Many moons ago I bought tickets for The Story conference (run by @matlock), when I first heard about it and read the blurb, something chimed about the idea of focussing on storytelling – not media, or platform, or industry, or any number of other ways of dividing and conquering, but the general idea of storytelling. I wonder if it planted a seed in someways because recently the notion of storytelling has come back to me from several different sources, in that zeitgeisty way things sometimes do
So why storytelling?
Well, for a start storytelling is quite a unique coming together of expert, audience and knowledge. Obviously there are many ways that these three things can combine – the teacher and the student, the preacher and the congregation, the singer and the crowd. But none of them are quite the same as storytelling, the art of storytelling is the transfer of knowledge along with context. In fact context often plays as big a role as the raw content. Maybe even more so…

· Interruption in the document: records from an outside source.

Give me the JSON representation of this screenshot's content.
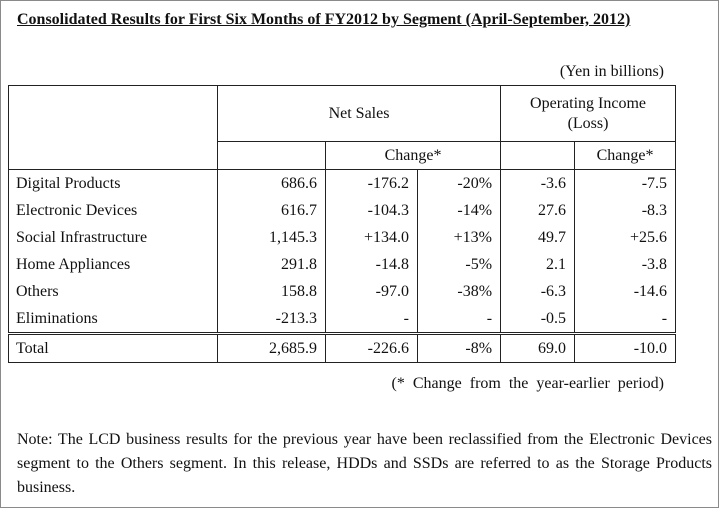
{
  "title": "Consolidated Results for First Six Months of FY2012 by Segment (April-September, 2012)",
  "unit": "(Yen in billions)",
  "headers": {
    "net_sales": "Net Sales",
    "operating_income_line1": "Operating Income",
    "operating_income_line2": "(Loss)",
    "change_ns": "Change*",
    "change_oi": "Change*"
  },
  "rows": [
    {
      "segment": "Digital Products",
      "net_sales": "686.6",
      "ns_change": "-176.2",
      "ns_change_pct": "-20%",
      "oi": "-3.6",
      "oi_change": "-7.5"
    },
    {
      "segment": "Electronic Devices",
      "net_sales": "616.7",
      "ns_change": "-104.3",
      "ns_change_pct": "-14%",
      "oi": "27.6",
      "oi_change": "-8.3"
    },
    {
      "segment": "Social Infrastructure",
      "net_sales": "1,145.3",
      "ns_change": "+134.0",
      "ns_change_pct": "+13%",
      "oi": "49.7",
      "oi_change": "+25.6"
    },
    {
      "segment": "Home Appliances",
      "net_sales": "291.8",
      "ns_change": "-14.8",
      "ns_change_pct": "-5%",
      "oi": "2.1",
      "oi_change": "-3.8"
    },
    {
      "segment": "Others",
      "net_sales": "158.8",
      "ns_change": "-97.0",
      "ns_change_pct": "-38%",
      "oi": "-6.3",
      "oi_change": "-14.6"
    },
    {
      "segment": "Eliminations",
      "net_sales": "-213.3",
      "ns_change": "-",
      "ns_change_pct": "-",
      "oi": "-0.5",
      "oi_change": "-"
    }
  ],
  "total": {
    "segment": "Total",
    "net_sales": "2,685.9",
    "ns_change": "-226.6",
    "ns_change_pct": "-8%",
    "oi": "69.0",
    "oi_change": "-10.0"
  },
  "footnote": "(* Change from the year-earlier period)",
  "note": "Note: The LCD business results for the previous year have been reclassified from the Electronic Devices segment to the Others segment. In this release, HDDs and SSDs are referred to as the Storage Products business."
}
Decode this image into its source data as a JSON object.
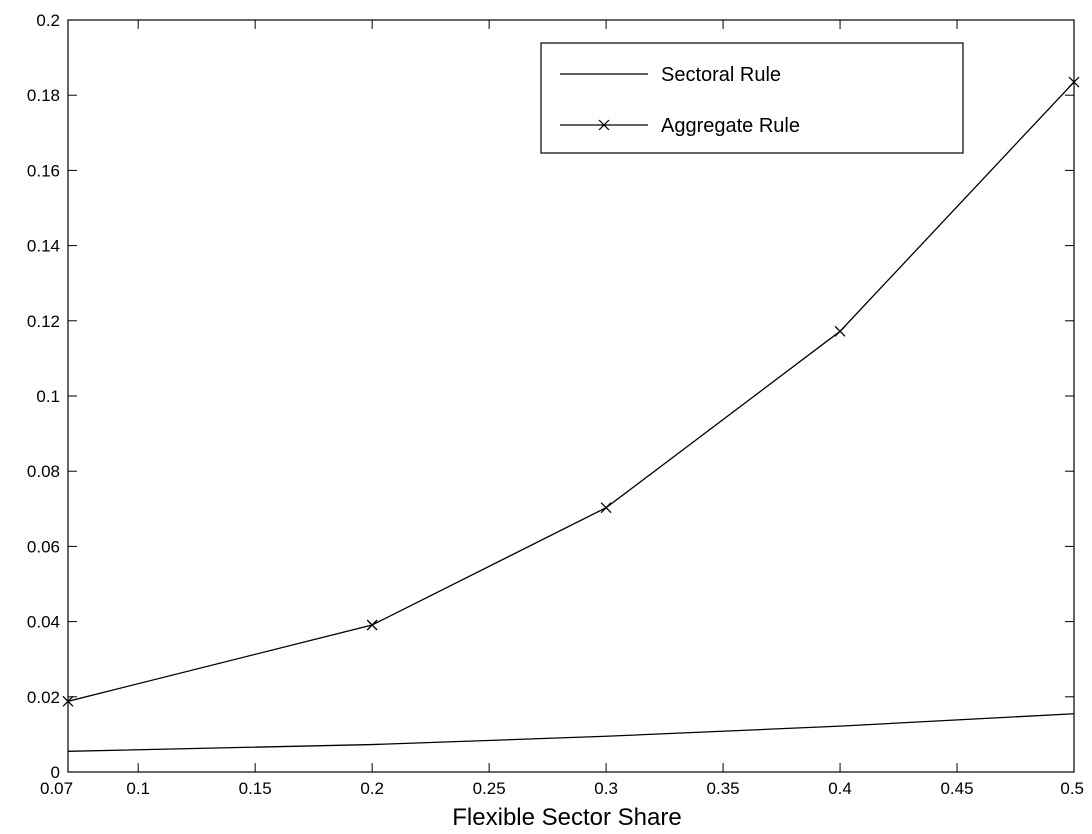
{
  "chart_data": {
    "type": "line",
    "title": "",
    "xlabel": "Flexible Sector Share",
    "ylabel": "",
    "xlim": [
      0.07,
      0.5
    ],
    "ylim": [
      0,
      0.2
    ],
    "x_ticks": [
      0.07,
      0.1,
      0.15,
      0.2,
      0.25,
      0.3,
      0.35,
      0.4,
      0.45,
      0.5
    ],
    "x_tick_labels": [
      "0.07",
      "0.1",
      "0.15",
      "0.2",
      "0.25",
      "0.3",
      "0.35",
      "0.4",
      "0.45",
      "0.5"
    ],
    "y_ticks": [
      0,
      0.02,
      0.04,
      0.06,
      0.08,
      0.1,
      0.12,
      0.14,
      0.16,
      0.18,
      0.2
    ],
    "y_tick_labels": [
      "0",
      "0.02",
      "0.04",
      "0.06",
      "0.08",
      "0.1",
      "0.12",
      "0.14",
      "0.16",
      "0.18",
      "0.2"
    ],
    "grid": false,
    "legend_position": "top-right",
    "series": [
      {
        "name": "Sectoral Rule",
        "marker": "none",
        "color": "#000000",
        "x": [
          0.07,
          0.2,
          0.3,
          0.4,
          0.5
        ],
        "y": [
          0.0055,
          0.0073,
          0.0095,
          0.0122,
          0.0155
        ]
      },
      {
        "name": "Aggregate Rule",
        "marker": "x",
        "color": "#000000",
        "x": [
          0.07,
          0.2,
          0.3,
          0.4,
          0.5
        ],
        "y": [
          0.0188,
          0.0391,
          0.0703,
          0.1172,
          0.1835
        ]
      }
    ]
  }
}
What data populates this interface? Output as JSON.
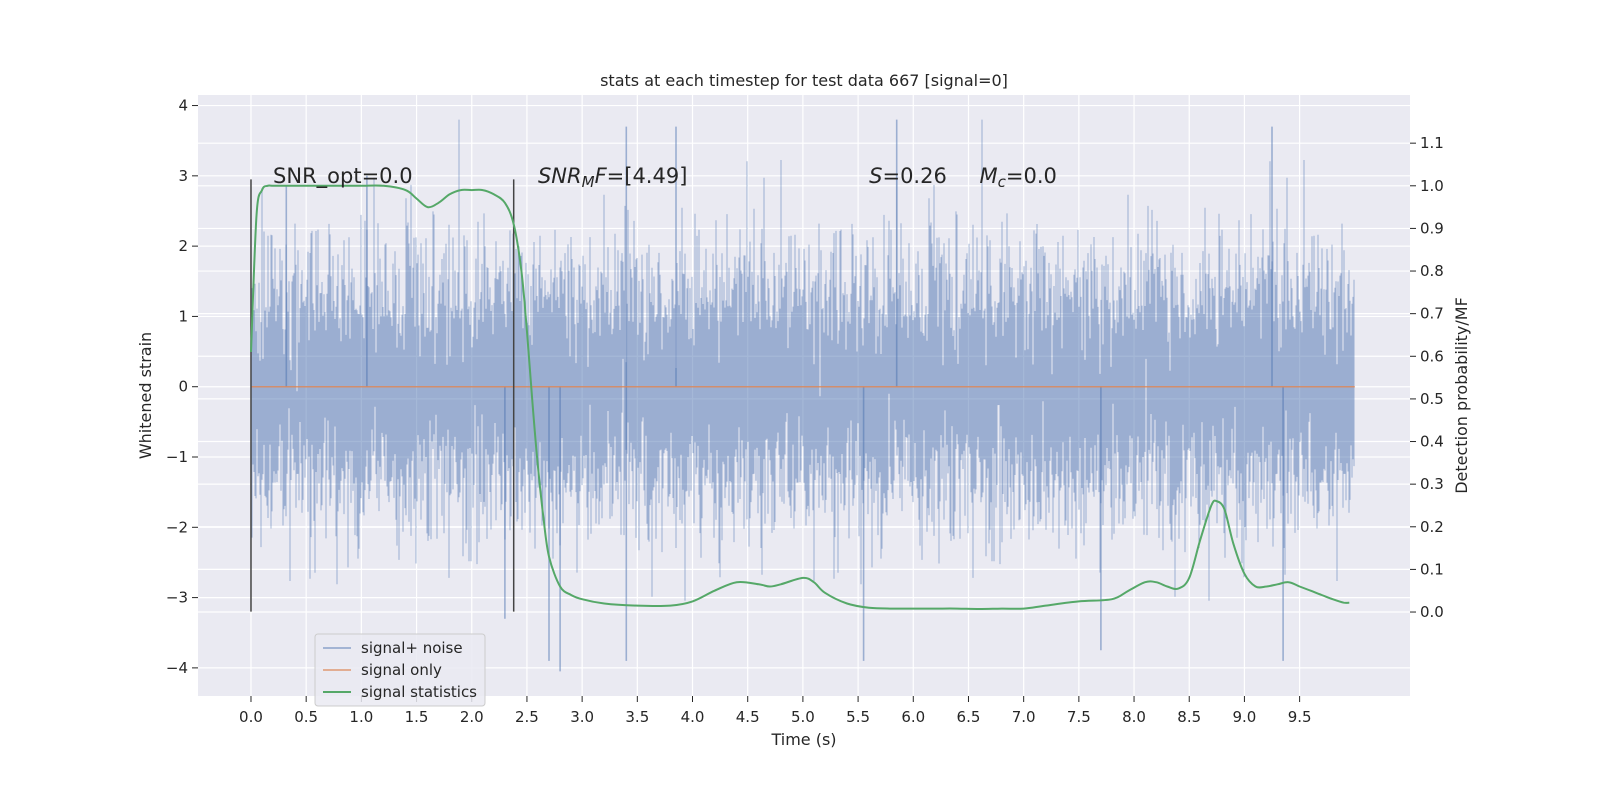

Expert + Content + Audience
Context is all about what happened around an event, rather than the event itself, its extra data (‘meta data’, to borrow from the world of the web) and the right context can really make something relevant. Perhaps above all else the relevance of information is what makes it ‘stick’. So if you tell a good story you transmit data, and make it stick.
As a designer I deal in the communication of complex ideas to other people on a daily basis and this is where the art of storytelling comes into its own. Whilst design isn’t always about pure innovation it always includes an element of it; the process of design naturally leads new ‘things’ and new things inherently come without context. This is when storytelling comes in; it allows you to explain something new, but with some kind of context. Context means relevance, relevance means it’ll stick. And in the best cases it sticks so well that the audience becomes the expert and will tell the story to others.
So long live the art of storytelling, especially in the world of design.